E’ strano che un giovane sia affascinato da queste antiche canzoni, ma d’altro canto il successo di una band come i Mumford and Sons dimostra quanto alcuni giovani di oggi abbiano caro questo interesse: “Credo sia dovuto al affatto che questo genere di canzoni raccontano delle storie, vere, reali, e che ogni volta che le ascolti scopri qualcosa di nuovo. C’è dentro qualcosa, un contenuto, è una sfida cercare di catturarlo, per questo mi piacciono”.
Ed ecco perché George Ezra suona anche chitarre “antiche: “Dal vivo suono sempre una Gretsch del 1959, poi ho anche una Gibson del 1956. Hanno un suono straordinario” dice soddisfatto.
E con quella Gretsch lo si può vedere esibirsi in uno straordinario video girato la scorsa estate al leggendario festival di Glastonbury: un grande carisma, una voce incredibile che sembra quella di un bluesman di sessant’anni tanto che se non vedessi il video non crederesti mai che a cantare sia un ragazzo di vent’anni. “Ero davvero nervoso al pensiero di esibirmi a Glastonbury, un festival con una storia incredibile. Quando ero lì in quei gironi ad esempio dovevano esibirsi i Rolling Stones, figurati l’emozione di trovarmi in un tale ambiente… Mi sono esibito nella tenda destinata ai nuovi talenti, c’era un sacco di gente, credo che più della metà fossero lì solo perché incuriositi di vedere chi ero e cosa sapevo fare. E devo dire che sono stati un pubblico fantastico”.

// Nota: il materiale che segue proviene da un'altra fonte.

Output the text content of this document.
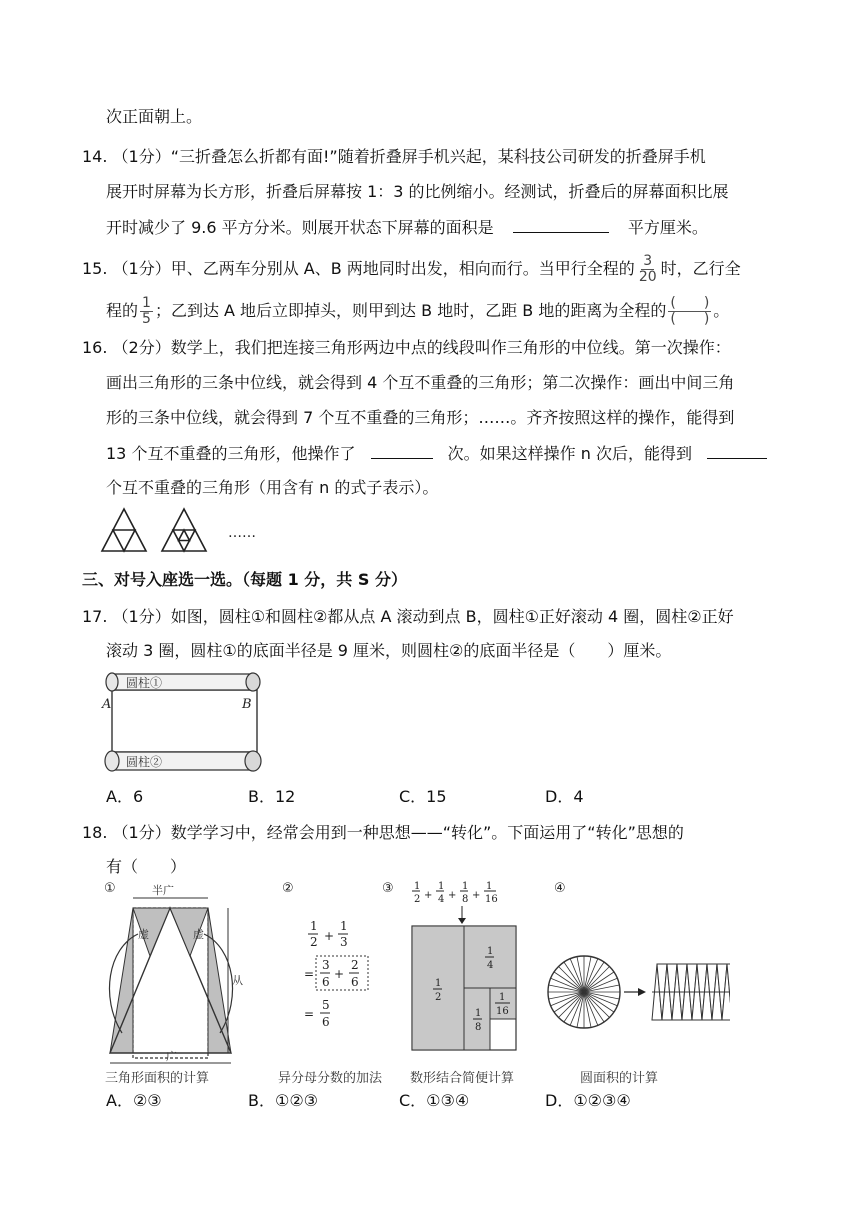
次正面朝上。
14. （1分）“三折叠怎么折都有面!”随着折叠屏手机兴起，某科技公司研发的折叠屏手机
展开时屏幕为长方形，折叠后屏幕按 1：3 的比例缩小。经测试，折叠后的屏幕面积比展
开时减少了 9.6 平方分米。则展开状态下屏幕的面积是	平方厘米。
15. （1分）甲、乙两车分别从 A、B 两地同时出发，相向而行。当甲行全程的 $\frac{3}{20}$ 时，乙行全
程的 $\frac{1}{5}$ ；乙到达 A 地后立即掉头，则甲到达 B 地时，乙距 B 地的距离为全程的 $\frac{( )}{( )}$ 。
16. （2分）数学上，我们把连接三角形两边中点的线段叫作三角形的中位线。第一次操作：
画出三角形的三条中位线，就会得到 4 个互不重叠的三角形；第二次操作：画出中间三角
形的三条中位线，就会得到 7 个互不重叠的三角形；……。齐齐按照这样的操作，能得到
13 个互不重叠的三角形，他操作了	次。如果这样操作 n 次后，能得到
个互不重叠的三角形（用含有 n 的式子表示）。
……
三、对号入座选一选。（每题 1 分，共 S 分）
17. （1分）如图，圆柱①和圆柱②都从点 A 滚动到点 B，圆柱①正好滚动 4 圈，圆柱②正好
滚动 3 圈，圆柱①的底面半径是 9 厘米，则圆柱②的底面半径是（　　）厘米。
圆柱①
圆柱②
A	B
A．6	B．12	C．15	D．4
18. （1分）数学学习中，经常会用到一种思想——“转化”。下面运用了“转化”思想的
有（　　）
①
虚	虚
半广
从
广
三角形面积的计算
②
1
2 +
1
3
=
3
6
+
2
6
=
5
6
异分母分数的加法
③ 1
2 +
1
4 +
1
8 +
1
16
1
2
1
4
1
8
1
16
数形结合简便计算
④
圆面积的计算
A．②③	B．①②③	C．①③④	D．①②③④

Adesso, fra un paio di mesi, arriverà il suo primo disco completo. Chissà dove lo porteranno le strade secondarie che ha scelto, chissà se la sua integrità di oggi resisterà al mondo spesso violento e brutale dell’industria musicale: “La bellezza della musica folk è che sei parte di una catena, ognuno segue l’altro e riprende la torcia da portare nel mondo. Adesso forse ce l’ho io… almeno fino a quando non arriverà un altro” saluta sorridendo. Tieni viva la buona musica George, ce n’è bisogno. Il prossimo 13 marzo sarà in concerto a Milano: è l’occasione buona per vedere dal vivo il suo talento.